I also looked more carefully at the actual survey conducted by Allure in 2011. It was designed to revisit the same question that they had asked their readers 20 years ago -- "What is beautiful?" Among the two thousand men and women who responded, the majority said they were eager to see beauty icons who were more like them -- of different color, race, size and age -- a hopeful turn toward diversity. But upon a closer look, the survey reveals less "colorful 'stats.
In 2011, Allure also announced that Angelina Jolie had replaced Christie Brinkley as the new face of beauty, proclaiming there was "no longer such a thing as an all-American look." Americans, they said, "have branched out beyond the Barbie-doll ideal and embraced something quite different."
But true contemporary culture tells us a very different story -- as did the "Beauty CULTure." The Annenberg Foundation newsletter introduced the exhibit saying, "As much as beauty can astonish and inspire, it can also corrupt and subvert, rendering all else -- and even itself -- broken and obsolete." Deliberately entitled, "Beauty CULTure," the show revealed all sides of the beauty world -- gorgeous women, but the underbelly as well.

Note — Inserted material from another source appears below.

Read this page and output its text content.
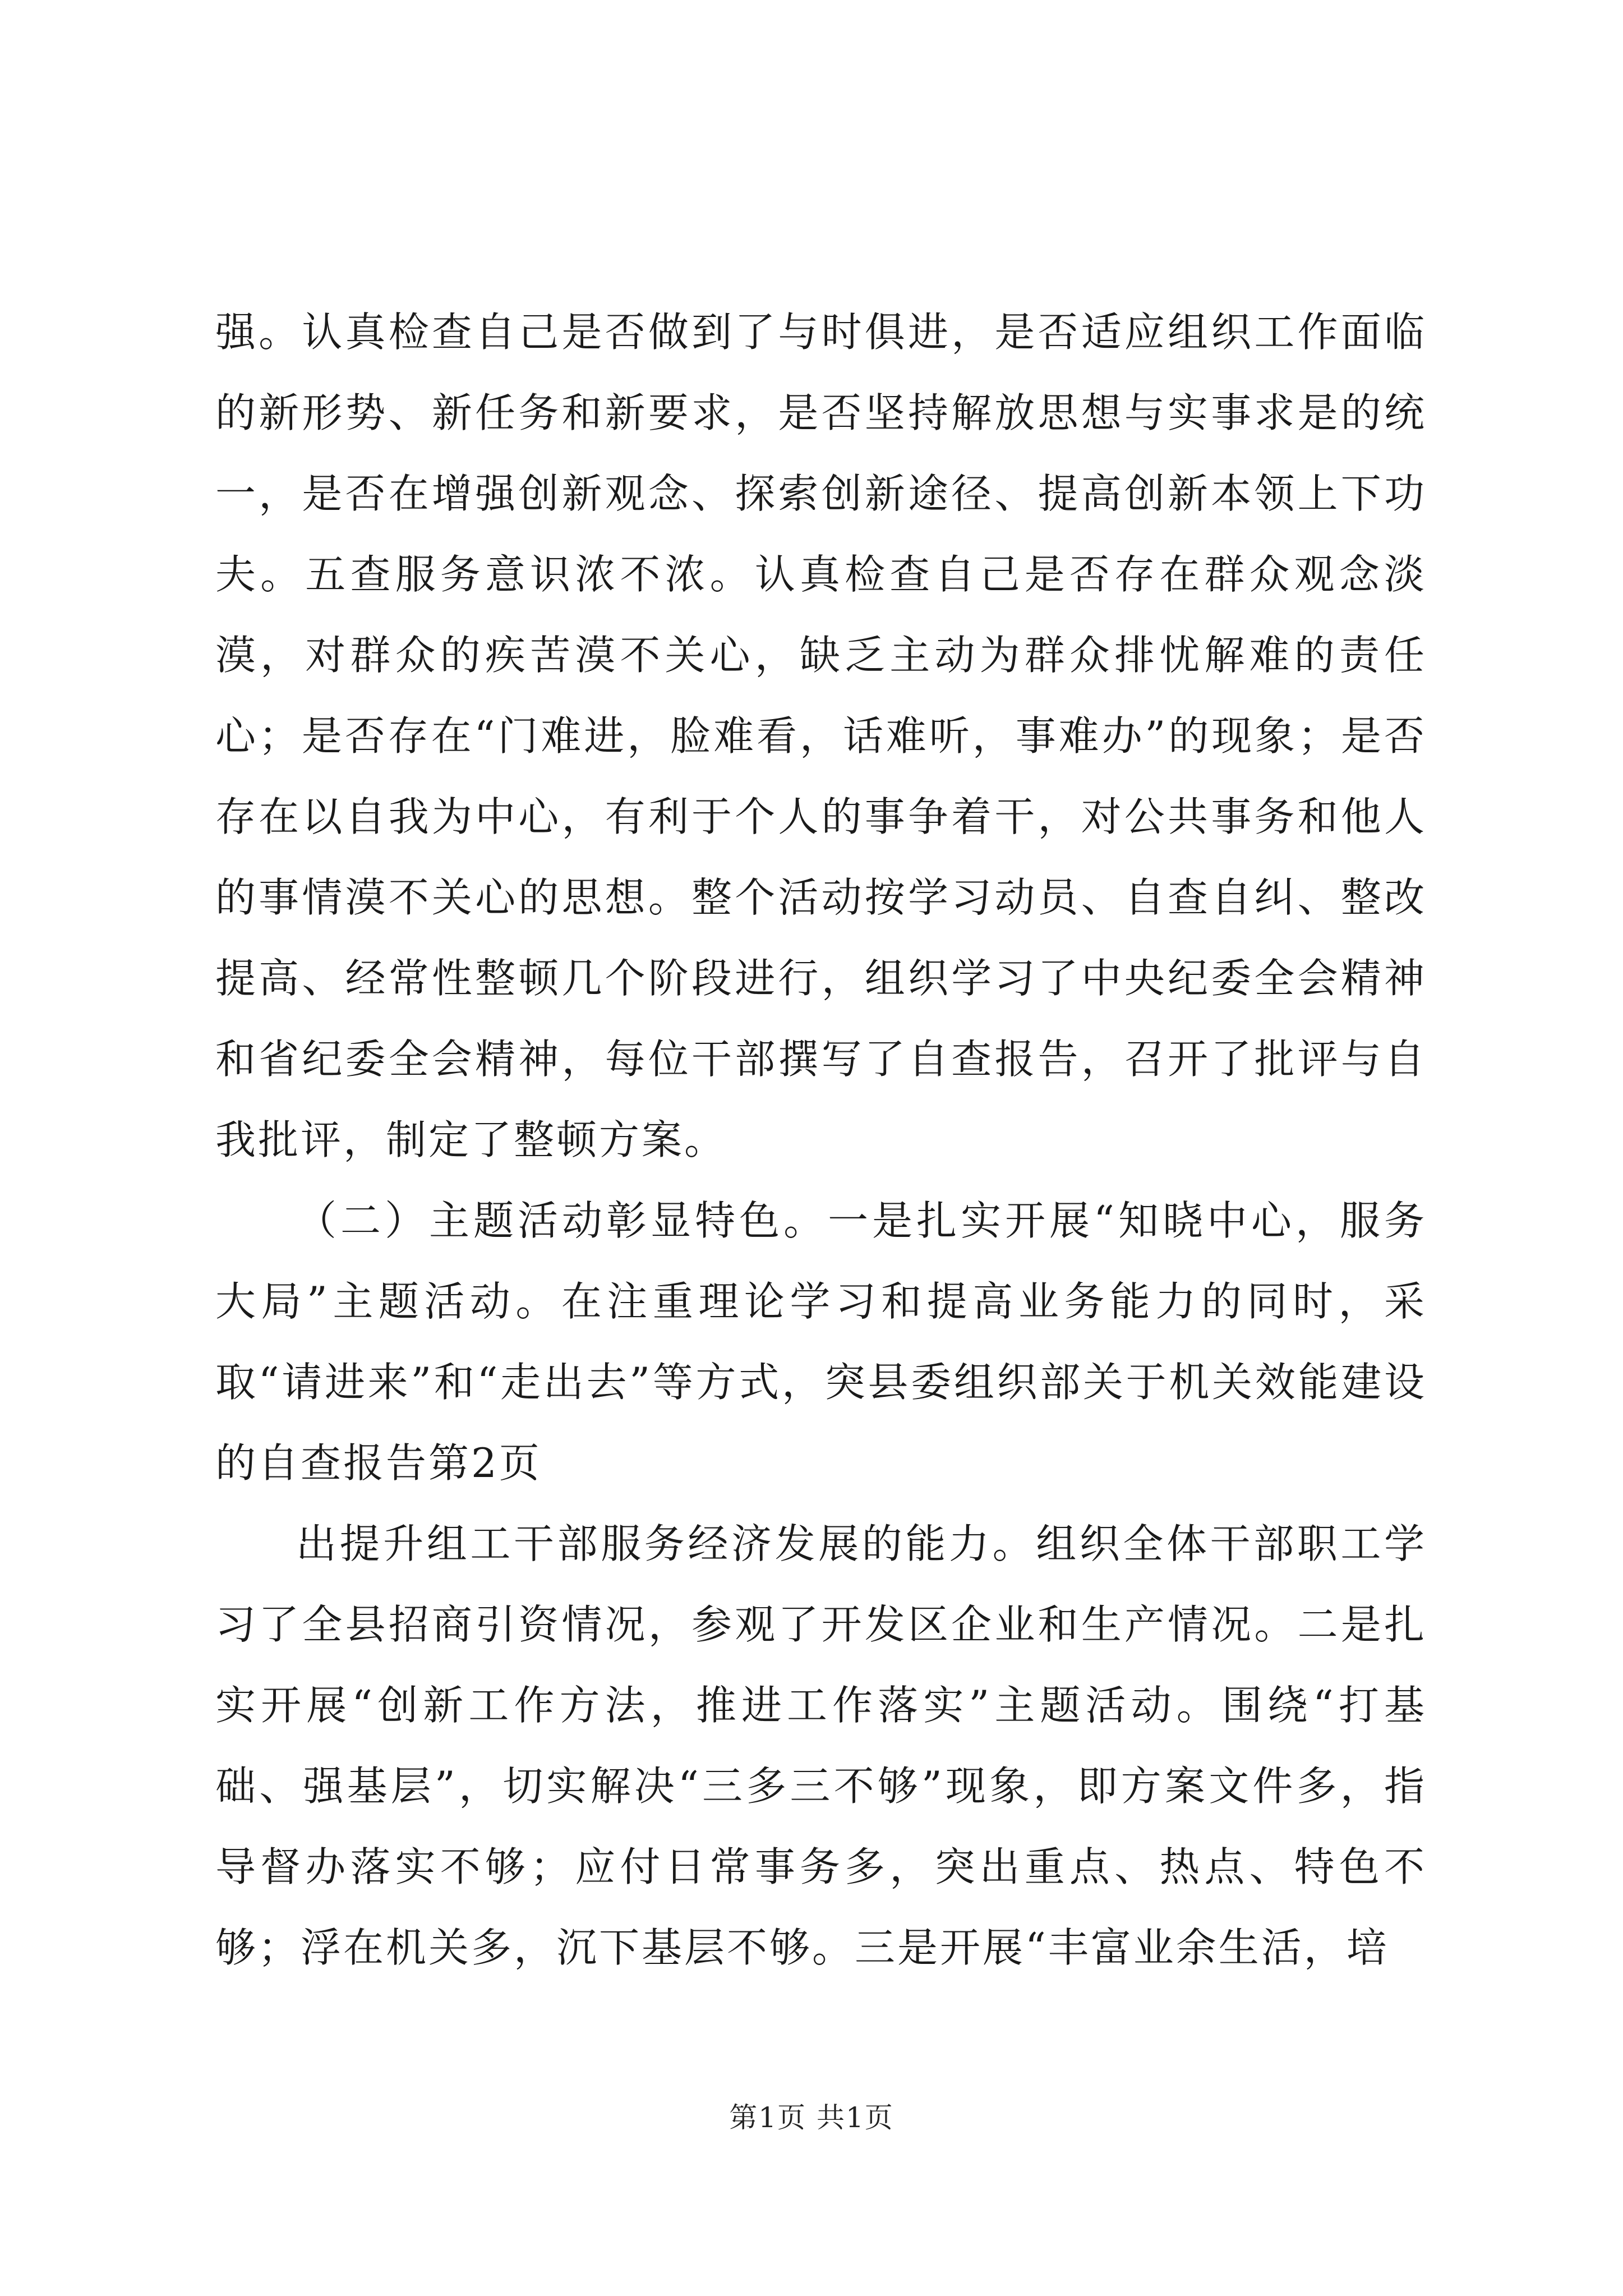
强。认真检查自己是否做到了与时俱进，是否适应组织工作面临的新形势、新任务和新要求，是否坚持解放思想与实事求是的统一，是否在增强创新观念、探索创新途径、提高创新本领上下功夫。五查服务意识浓不浓。认真检查自己是否存在群众观念淡漠，对群众的疾苦漠不关心，缺乏主动为群众排忧解难的责任心；是否存在“门难进，脸难看，话难听，事难办”的现象；是否存在以自我为中心，有利于个人的事争着干，对公共事务和他人的事情漠不关心的思想。整个活动按学习动员、自查自纠、整改提高、经常性整顿几个阶段进行，组织学习了中央纪委全会精神和省纪委全会精神，每位干部撰写了自查报告，召开了批评与自我批评，制定了整顿方案。

（二）主题活动彰显特色。一是扎实开展“知晓中心，服务大局”主题活动。在注重理论学习和提高业务能力的同时，采取“请进来”和“走出去”等方式，突县委组织部关于机关效能建设的自查报告第2页

出提升组工干部服务经济发展的能力。组织全体干部职工学习了全县招商引资情况，参观了开发区企业和生产情况。二是扎实开展“创新工作方法，推进工作落实”主题活动。围绕“打基础、强基层”，切实解决“三多三不够”现象，即方案文件多，指导督办落实不够；应付日常事务多，突出重点、热点、特色不够；浮在机关多，沉下基层不够。三是开展“丰富业余生活，培

第1页 共1页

If you happen to go to this fascinating exhibit (which runs through Nov. 27), don't miss the short documentary on view directed by acclaimed filmmaker and photographer, Lauren Greenfield. Narrated in large part by Jamie Lee Curtis -- a pioneer in portraying honest and genuine beauty -- it covers a wide range of topics, including the evolution of beauty in the 20th and 21st centuries and the impact of media on feminine identity. To highlight these themes, it takes you inside the world of beauty competitions, following one mother -- with her curly blond haired, blue eyed, Caucasian daughter -- through their elaborate preparations for a local pageant. Like the reality show, "Toddlers and Tiara," you watch the little girl, both in awe and disgust, as she is rewarded for aspiring toward absurdly narrow standards beauty. Hard to find any trends toward diversity in that video!
One need only look at the current plastic surgery statistics -- a topic I wrote about here in another post -- for evidence of this trend toward the homogenization of beauty. In fact, we are seeing this movement across the globe, with America coming in first regarding surgical and cosmetic procedures, followed by Brazil, China, India, Mexico, Japan and South Korea. More and more women are opting to shape their bodies with liposuction (one of the top five procedures listed by the International Society of Aesthetic Plastic Surgery), along with breast augmentation, blepharoplasty, rhinoplasty and abdominoplasty. And while statistics show a continual rise in youth defying cosmetic procedures -- not only among aging women, but men as well -- perhaps the most disturbing stat is the growing trend for Asians to surgically alter their faces to appear more Western!
Diversity in beauty? Dawson may have written about what she would have liked to see on view at the exhibit at the Annenburg Space for Photography. And, sure, surveys may reflect politically correct answers to difficult questions about beauty. But we have a long way to go to widen how our culture views women, their bodies and faces. I only hope if the question "What is Beautiful?" is revisited 20 years from now, the answers will be reflected more accurately in the men and women that actually grace our magazine covers.
Whether you have or haven't been to the exhibit Beauty CULTure, what do you see around you: greater diversity or homogenization in beauty?